DGB-Vorsitzender für eine Groko
Vor vier Jahren hatten sich knapp 76 Prozent der Sozialdemokraten für das damals nach 1969 und 2005 dritte Regierungsbündnis von CDU, CSU und SPD im Bund ausgesprochen. Eine Prognose, wie diesmal der Ausgang sein wird, war unterhalb der Woche nur schwer einzuschätzen. Bis kurz vor der Abgabefrist – am vergangenen Freitagabend, 24.00 Uhr – der bundesweit an 463.723 SPD-Parteimitglieder versandten Stimmkarten haben die Informationsveranstaltungen der Befürworter und Opponenten einer neuerlichen Groko im Bund stattgefunden. Im Kreis Soest waren es mit den Stationen in Bad Sassendorf, Lippstadt und Soest der Bundestagsabgeordnete Wolfgang Hellmich (Bad Sassendorf), die Landtagsabgeordnete Marlies Stotz (Lippstadt) in ihrer Eigenschaft als Vorsitzende des SPD-Unterbezirks für den Kreis Soest, und der Vorsitzende der SPD-Fraktion im Landtag von Nordrhein-Westfalen, Norbert Römer (Castrop-Rauxel), die das unterdessen vom „Vorwärts“ veröffentlichte Vertragswerk vorstellten. Einen Vertrag, mit dem sich der Vorsitzende des Deutschen Gewerkschaftsbundes (DGB), Reiner Hoffmann, sehr zufrieden zeigte. „Arbeitnehmer profitieren klar“, meinte der Mann mit dem SPD-Mitgliedsbuch und seine Empfehlung an seine Parteifreunde war eindeutig: „Annehmen!“ Ebenso erinnerte der in Wuppertal geborene Sohn eines Maurers und einer Putzfrau an die in der letzten Groko durchgesetzten gewerkschaftlichen Forderungen (Mindestlohn und Rente mit 63). Das alles war gewiss ganz im Sinne des kommissarischen SPD-Parteichefs Olaf Scholz und der designierten Parteivorsitzenden Andrea Nahles, die deutschlandweit auf sieben Mitgliederkonferenzen ihrer Partei – so auch im westfälischen Kamen – für den erneuten Eintritt ihrer Partei in eine Koalition mit den C-Parteien geworben haben. Während die SPD-Befürworter für eine Fortsetzung der Regierung aus Union und Sozis unterstrichen, gut verhandelt und für den sozialen Arbeitsmarkt, Pflege und Rente viel herausgeholt zu haben, sahen die Opponenten in der SPD die Grundlagen für eine wiederkehrende Zusammenarbeit der bisherigen Koalitionäre als erschöpft an.

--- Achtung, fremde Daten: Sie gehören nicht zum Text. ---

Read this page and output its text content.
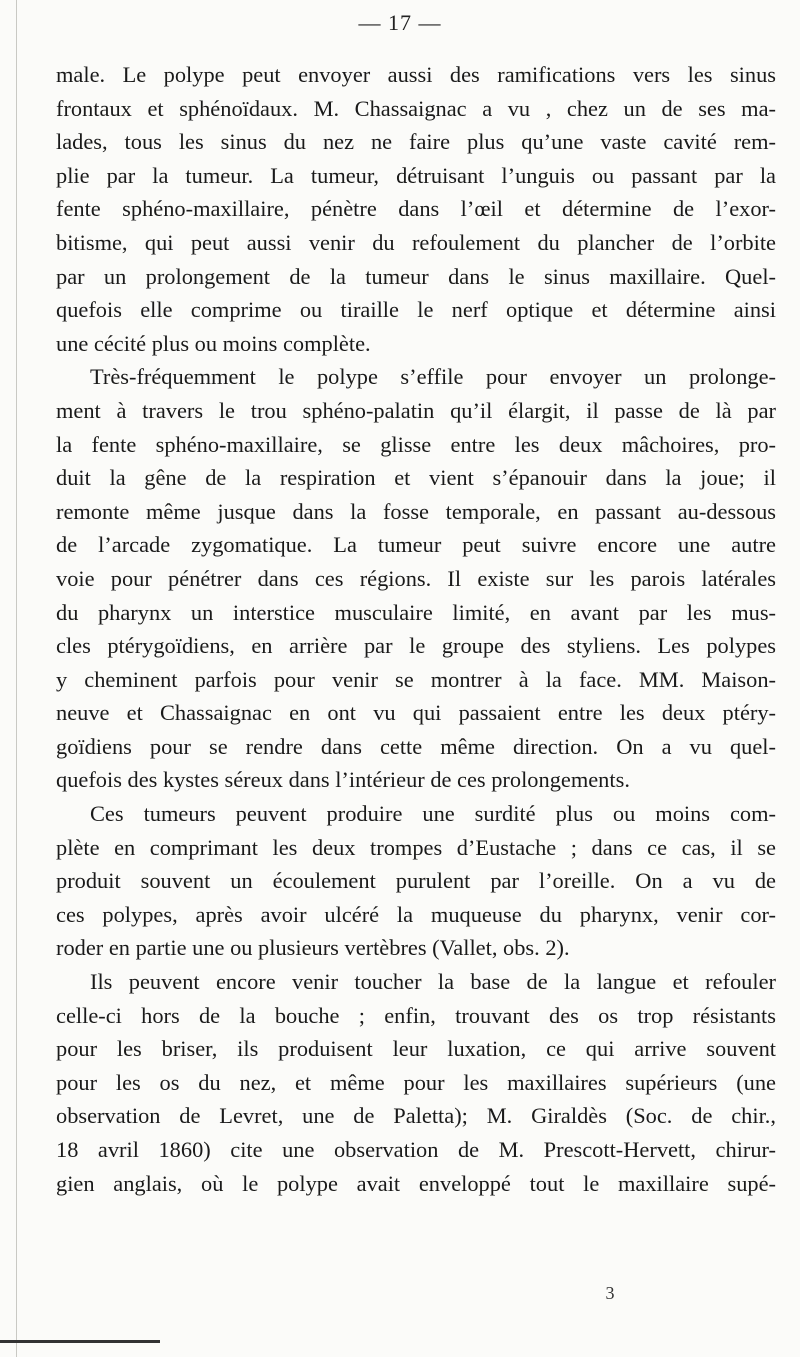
— 17 —
male. Le polype peut envoyer aussi des ramifications vers les sinus
frontaux et sphénoïdaux. M. Chassaignac a vu , chez un de ses ma-
lades, tous les sinus du nez ne faire plus qu’une vaste cavité rem-
plie par la tumeur. La tumeur, détruisant l’unguis ou passant par la
fente sphéno-maxillaire, pénètre dans l’œil et détermine de l’exor-
bitisme, qui peut aussi venir du refoulement du plancher de l’orbite
par un prolongement de la tumeur dans le sinus maxillaire. Quel-
quefois elle comprime ou tiraille le nerf optique et détermine ainsi
une cécité plus ou moins complète.
Très-fréquemment le polype s’effile pour envoyer un prolonge-
ment à travers le trou sphéno-palatin qu’il élargit, il passe de là par
la fente sphéno-maxillaire, se glisse entre les deux mâchoires, pro-
duit la gêne de la respiration et vient s’épanouir dans la joue; il
remonte même jusque dans la fosse temporale, en passant au-dessous
de l’arcade zygomatique. La tumeur peut suivre encore une autre
voie pour pénétrer dans ces régions. Il existe sur les parois latérales
du pharynx un interstice musculaire limité, en avant par les mus-
cles ptérygoïdiens, en arrière par le groupe des styliens. Les polypes
y cheminent parfois pour venir se montrer à la face. MM. Maison-
neuve et Chassaignac en ont vu qui passaient entre les deux ptéry-
goïdiens pour se rendre dans cette même direction. On a vu quel-
quefois des kystes séreux dans l’intérieur de ces prolongements.
Ces tumeurs peuvent produire une surdité plus ou moins com-
plète en comprimant les deux trompes d’Eustache ; dans ce cas, il se
produit souvent un écoulement purulent par l’oreille. On a vu de
ces polypes, après avoir ulcéré la muqueuse du pharynx, venir cor-
roder en partie une ou plusieurs vertèbres (Vallet, obs. 2).
Ils peuvent encore venir toucher la base de la langue et refouler
celle-ci hors de la bouche ; enfin, trouvant des os trop résistants
pour les briser, ils produisent leur luxation, ce qui arrive souvent
pour les os du nez, et même pour les maxillaires supérieurs (une
observation de Levret, une de Paletta); M. Giraldès (Soc. de chir.,
18 avril 1860) cite une observation de M. Prescott-Hervett, chirur-
gien anglais, où le polype avait enveloppé tout le maxillaire supé-
3
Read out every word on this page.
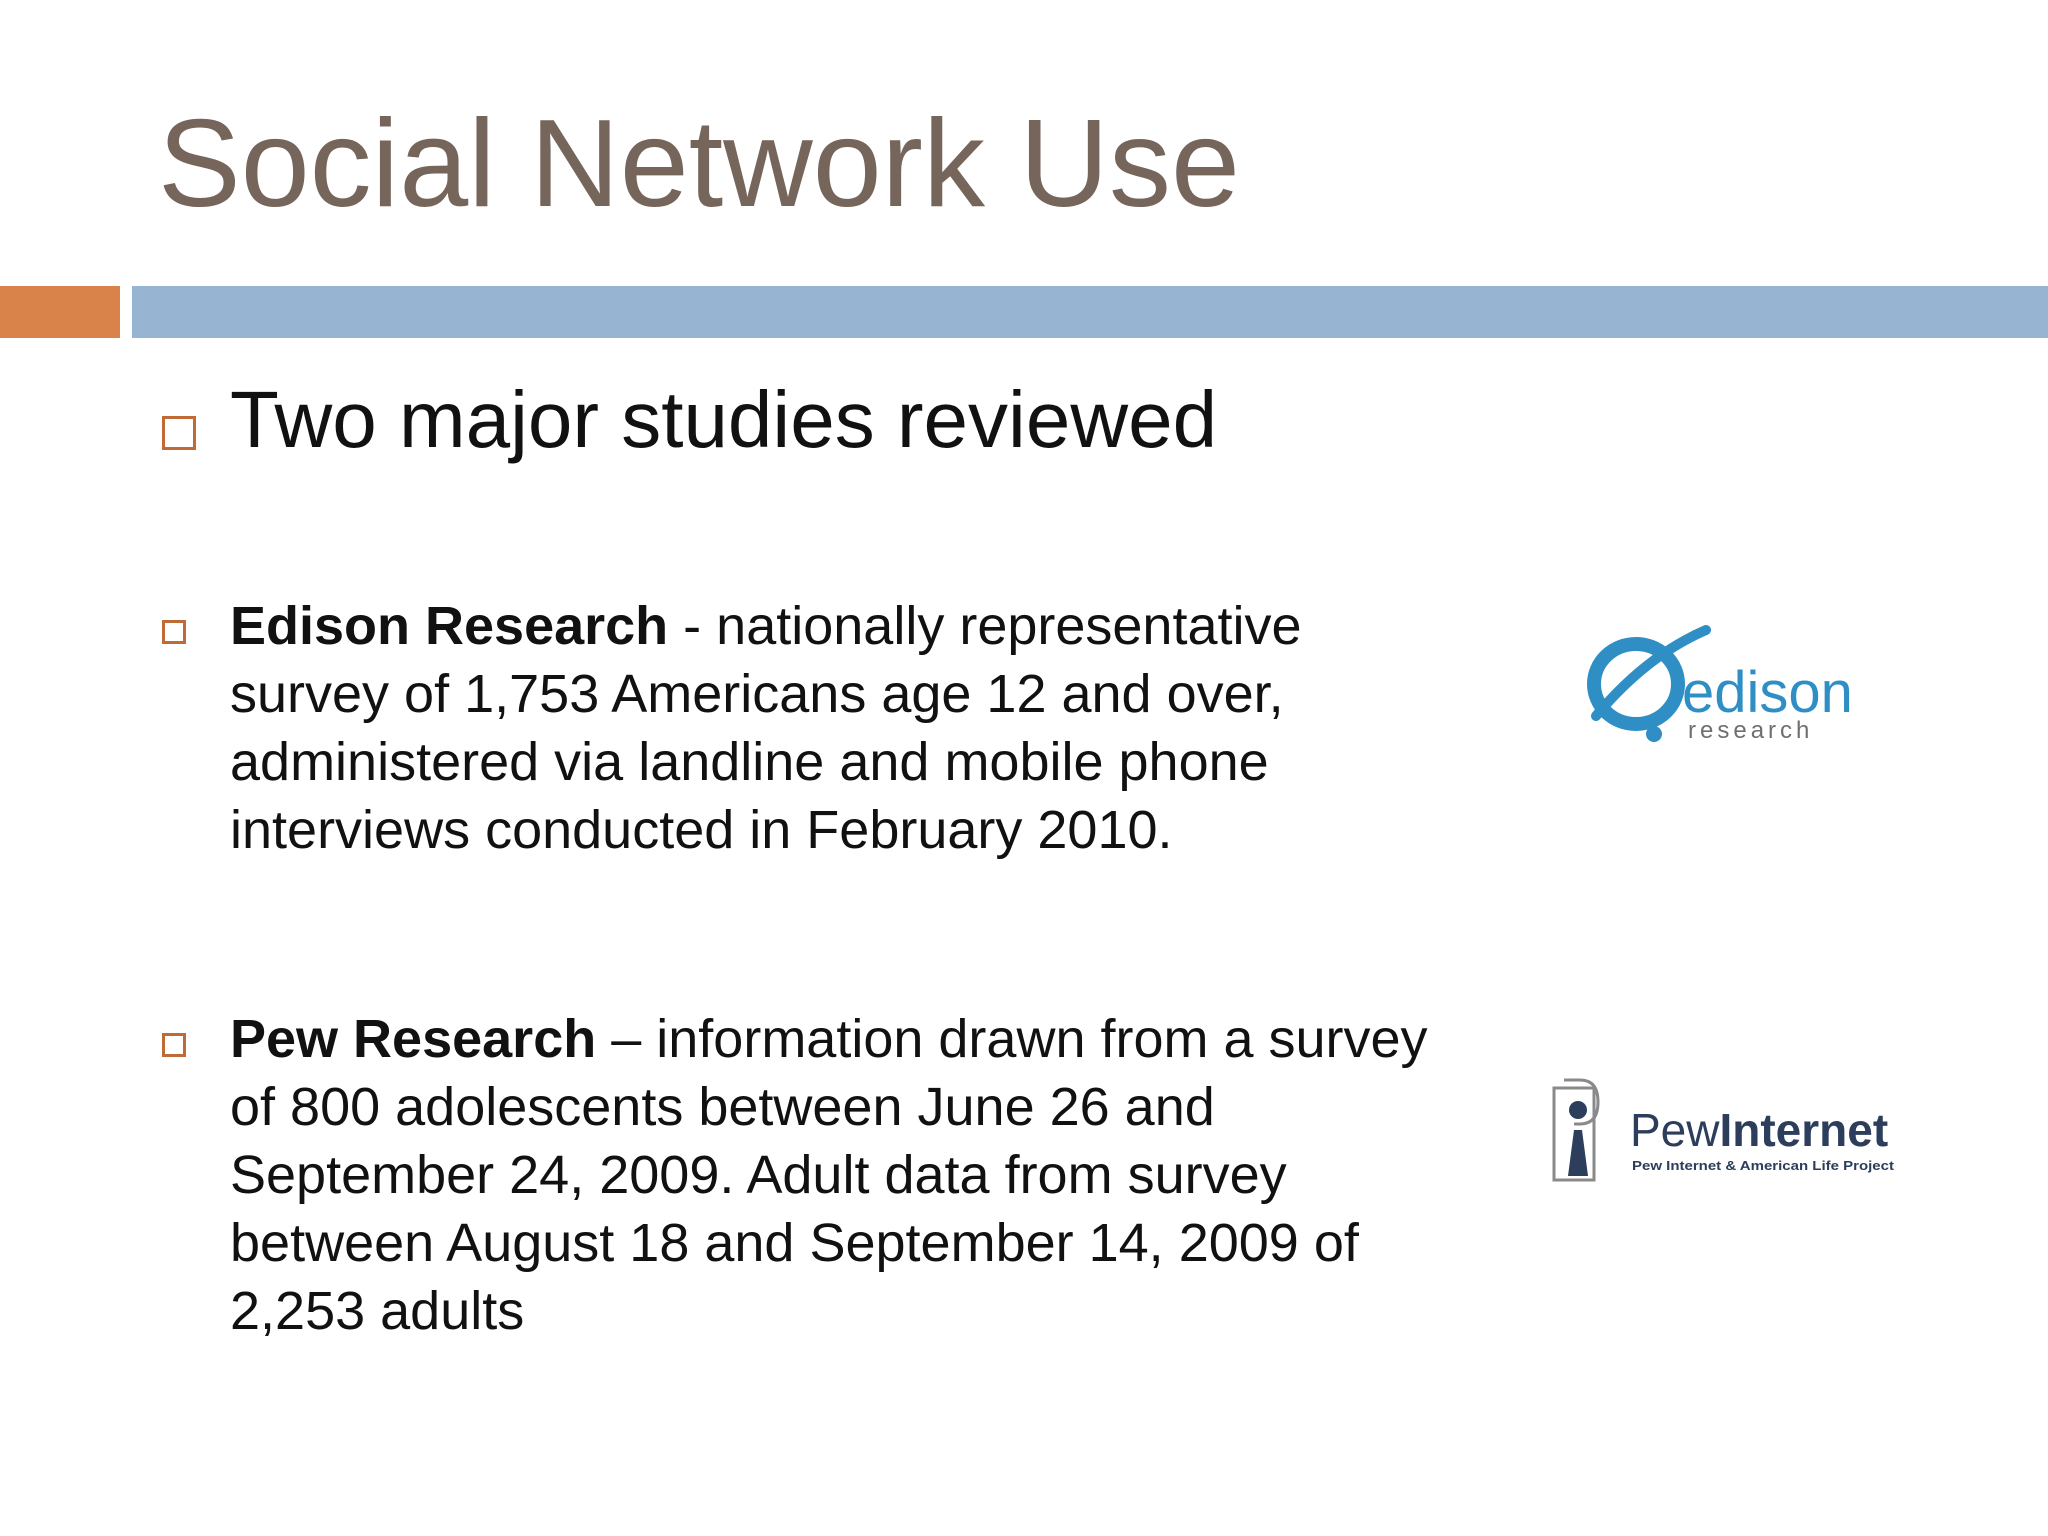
Social Network Use
Two major studies reviewed

Edison Research - nationally representative survey of 1,753 Americans age 12 and over, administered via landline and mobile phone interviews conducted in February 2010.

Pew Research – information drawn from a survey of 800 adolescents between June 26 and September 24, 2009. Adult data from survey between August 18 and September 14, 2009 of 2,253 adults

edison
research
PewInternet
Pew Internet & American Life Project
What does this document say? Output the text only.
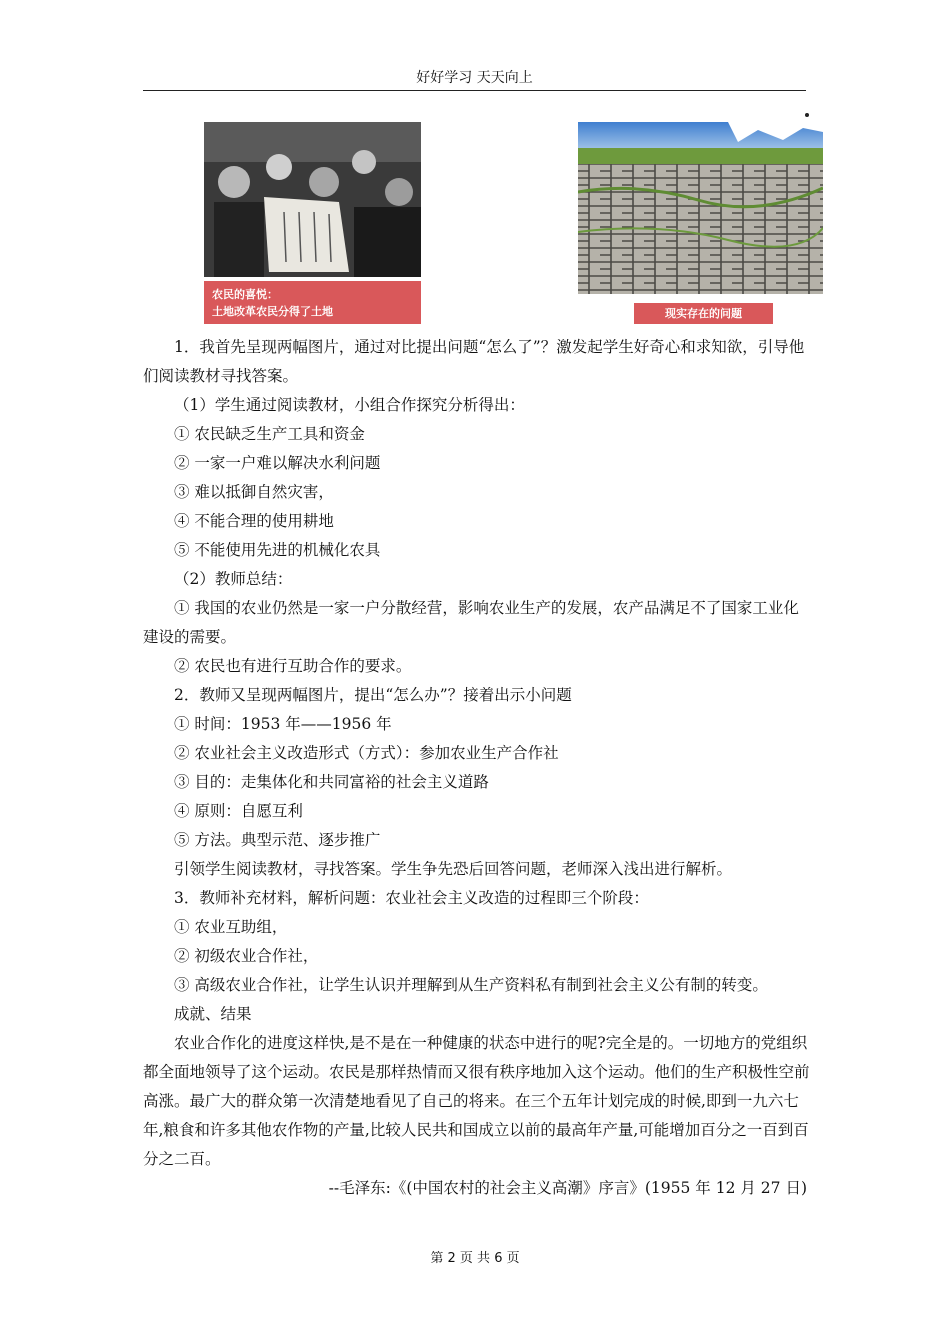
好好学习 天天向上
农民的喜悦：
土地改革农民分得了土地	现实存在的问题

1．我首先呈现两幅图片，通过对比提出问题“怎么了”？激发起学生好奇心和求知欲，引导他们阅读教材寻找答案。

（1）学生通过阅读教材，小组合作探究分析得出：

① 农民缺乏生产工具和资金

② 一家一户难以解决水利问题

③ 难以抵御自然灾害，

④ 不能合理的使用耕地

⑤ 不能使用先进的机械化农具

（2）教师总结：

① 我国的农业仍然是一家一户分散经营，影响农业生产的发展，农产品满足不了国家工业化建设的需要。

② 农民也有进行互助合作的要求。

2．教师又呈现两幅图片，提出“怎么办”？接着出示小问题

① 时间：1953 年——1956 年

② 农业社会主义改造形式（方式）：参加农业生产合作社

③ 目的：走集体化和共同富裕的社会主义道路

④ 原则：自愿互利

⑤ 方法。典型示范、逐步推广

引领学生阅读教材，寻找答案。学生争先恐后回答问题，老师深入浅出进行解析。

3．教师补充材料，解析问题：农业社会主义改造的过程即三个阶段：

① 农业互助组，

② 初级农业合作社，

③ 高级农业合作社，让学生认识并理解到从生产资料私有制到社会主义公有制的转变。

成就、结果

农业合作化的进度这样快,是不是在一种健康的状态中进行的呢?完全是的。一切地方的党组织都全面地领导了这个运动。农民是那样热情而又很有秩序地加入这个运动。他们的生产积极性空前高涨。最广大的群众第一次清楚地看见了自己的将来。在三个五年计划完成的时候,即到一九六七年,粮食和许多其他农作物的产量,比较人民共和国成立以前的最高年产量,可能增加百分之一百到百分之二百。

--毛泽东:《(中国农村的社会主义高潮》序言》(1955 年 12 月 27 日)

第 2 页 共 6 页
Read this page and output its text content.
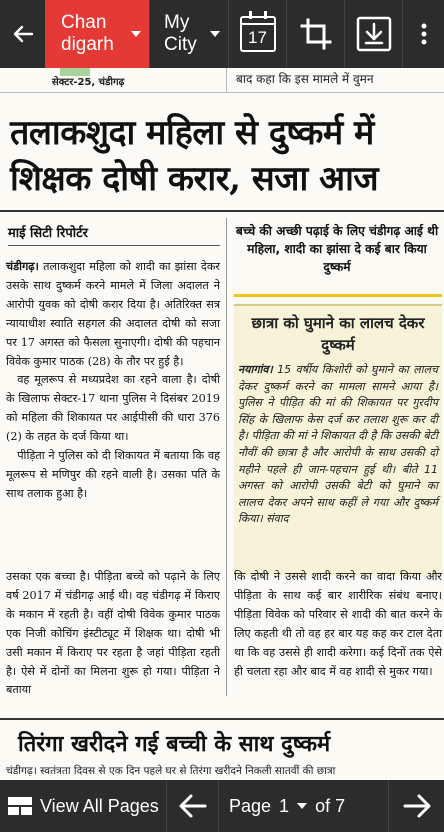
Chan
digarh
My
City	17
सेक्टर-25, चंडीगढ़	बाद कहा कि इस मामले में वुमन
तलाकशुदा महिला से दुष्कर्म में शिक्षक दोषी करार, सजा आज
माई सिटी रिपोर्टर

चंडीगढ़। तलाकशुदा महिला को शादी का झांसा देकर उसके साथ दुष्कर्म करने मामले में जिला अदालत ने आरोपी युवक को दोषी करार दिया है। अतिरिक्त सत्र न्यायाधीश स्वाति सहगल की अदालत दोषी को सजा पर 17 अगस्त को फैसला सुनाएगी। दोषी की पहचान विवेक कुमार पाठक (28) के तौर पर हुई है।

 वह मूलरूप से मध्यप्रदेश का रहने वाला है। दोषी के खिलाफ सेक्टर-17 थाना पुलिस ने दिसंबर 2019 को महिला की शिकायत पर आईपीसी की धारा 376 (2) के तहत के दर्ज किया था।

 पीड़िता ने पुलिस को दी शिकायत में बताया कि वह मूलरूप से मणिपुर की रहने वाली है। उसका पति के साथ तलाक हुआ है।

बच्चे की अच्छी पढ़ाई के लिए चंडीगढ़ आई थी महिला, शादी का झांसा दे कई बार किया दुष्कर्म
छात्रा को घुमाने का लालच देकर दुष्कर्म
नयागांव। 15 वर्षीय किशोरी को घुमाने का लालच देकर दुष्कर्म करने का मामला सामने आया है। पुलिस ने पीड़ित की मां की शिकायत पर गुरदीप सिंह के खिलाफ केस दर्ज कर तलाश शुरू कर दी है। पीड़िता की मां ने शिकायत दी है कि उसकी बेटी नौवीं की छात्रा है और आरोपी के साथ उसकी दो महीने पहले ही जान-पहचान हुई थी। बीते 11 अगस्त को आरोपी उसकी बेटी को घुमाने का लालच देकर अपने साथ कहीं ले गया और दुष्कर्म किया। संवाद
उसका एक बच्चा है। पीड़िता बच्चे को पढ़ाने के लिए वर्ष 2017 में चंडीगढ़ आई थी। वह चंडीगढ़ में किराए के मकान में रहती है। वहीं दोषी विवेक कुमार पाठक एक निजी कोचिंग इंस्टीट्यूट में शिक्षक था। दोषी भी उसी मकान में किराए पर रहता है जहां पीड़िता रहती है। ऐसे में दोनों का मिलना शुरू हो गया। पीड़िता ने बताया
कि दोषी ने उससे शादी करने का वादा किया और पीड़िता के साथ कई बार शारीरिक संबंध बनाए। पीड़िता विवेक को परिवार से शादी की बात करने के लिए कहती थी तो वह हर बार यह कह कर टाल देता था कि वह उससे ही शादी करेगा। कई दिनों तक ऐसे ही चलता रहा और बाद में वह शादी से मुकर गया।
तिरंगा खरीदने गई बच्ची के साथ दुष्कर्म
चंडीगढ़। स्वतंत्रता दिवस से एक दिन पहले घर से तिरंगा खरीदने निकली सातवीं की छात्रा
View All Pages	Page 1 of 7
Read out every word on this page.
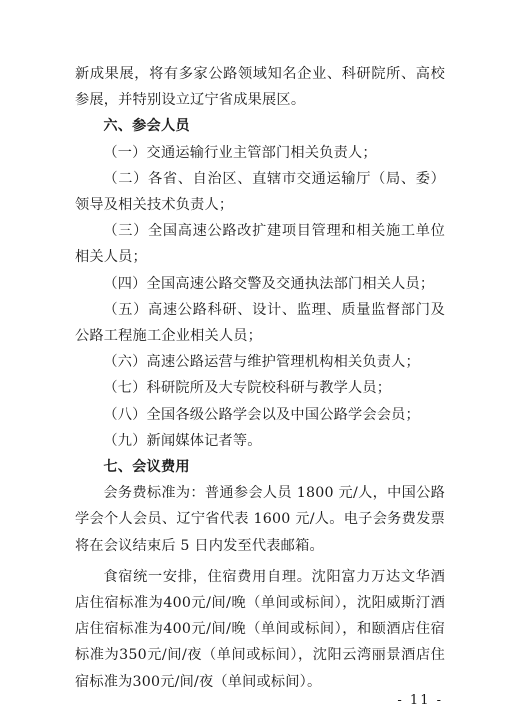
新成果展，将有多家公路领域知名企业、科研院所、高校参展，并特别设立辽宁省成果展区。

六、参会人员

（一）交通运输行业主管部门相关负责人；

（二）各省、自治区、直辖市交通运输厅（局、委）领导及相关技术负责人；

（三）全国高速公路改扩建项目管理和相关施工单位相关人员；

（四）全国高速公路交警及交通执法部门相关人员；

（五）高速公路科研、设计、监理、质量监督部门及公路工程施工企业相关人员；

（六）高速公路运营与维护管理机构相关负责人；

（七）科研院所及大专院校科研与教学人员；

（八）全国各级公路学会以及中国公路学会会员；

（九）新闻媒体记者等。

七、会议费用

会务费标准为：普通参会人员 1800 元/人，中国公路学会个人会员、辽宁省代表 1600 元/人。电子会务费发票将在会议结束后 5 日内发至代表邮箱。

食宿统一安排，住宿费用自理。沈阳富力万达文华酒店住宿标准为400元/间/晚（单间或标间），沈阳威斯汀酒店住宿标准为400元/间/晚（单间或标间），和颐酒店住宿标准为350元/间/夜（单间或标间），沈阳云湾丽景酒店住宿标准为300元/间/夜（单间或标间）。

- 11 -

Juso-Vorsitzender gegen eine Groko
Aus der Mitte der Zweifler vermisst der Bundesvorsitzende der Jungsozialisten, Kevin Kühnert, so im Februar bei seinem Besuch im heimischen Landkreis, in dem vom DGB-Boss gelobten Pakt die Kernziele der Sozialdemokratie. Da überrascht es nicht, dass er gegen eine erneute Groko ist. Der Juso aus Berlin, der sich wenige Tage vor seinem Auftritt in der Soester Stadthalle auch im Fernsehen mit dem einstigen von der SPD gestellten Finanzminister Hans Eichel eine spannende Debatte lieferte, brachte vor den aus dem gesamten Kreisgebiet angereisten Sozialdemokraten die Dinge auf den Punkt: „Wir sind in den Wahlkampf mit der Forderung nach dem Ende der Zweiklassenmedizin gestartet. Gelandet sind wir jetzt bei einer Kommission, die Vorschläge zur Entwicklung der Arzthonorare machen soll.“ Auch beim Familiennachzug für Bürgerkriegsflüchtlinge sei das Ergebnis „ernüchternd“. Überdies erklärte der 28jährige Mann aus der Hauptstadt in der Kreisstadt: „CDU und CSU haben mehrfach gezeigt, dass sich die SPD nicht auf sie verlassen kann. Da gibt es eine lange Liste mit mehr als einem Dutzend Punkten aus dem letzten Koalitionsvertrag.“ Als Beispiele führte er das Rückkehrrecht zur Vollzeit und Solidarrente an. Darüber hinaus hob der eloquente Nachwuchspolitiker im randvollen Kaiserzimmer der Soester Stadthalle unter Beifall seines Publikums hervor: „Die SPD muss sich programmatisch erneuern und stärker den Verteilungs- und Zukunftsfragen widmen.“ Unabhängig vom Pro oder Kontra für eine Groko, konnten die Genossinnen und Genossen eine wichtige Botschaft mit in ihre Ortsvereine nehmen: Solange die SPD in ihren Reihen derart engagierte und überzeugend auftretende junge Leute wie Kevin Kühnert hat, muss sie sich um die personelle Zukunft ihrer über 150 Jahre alten Partei keine allzu großen Sorgen machen.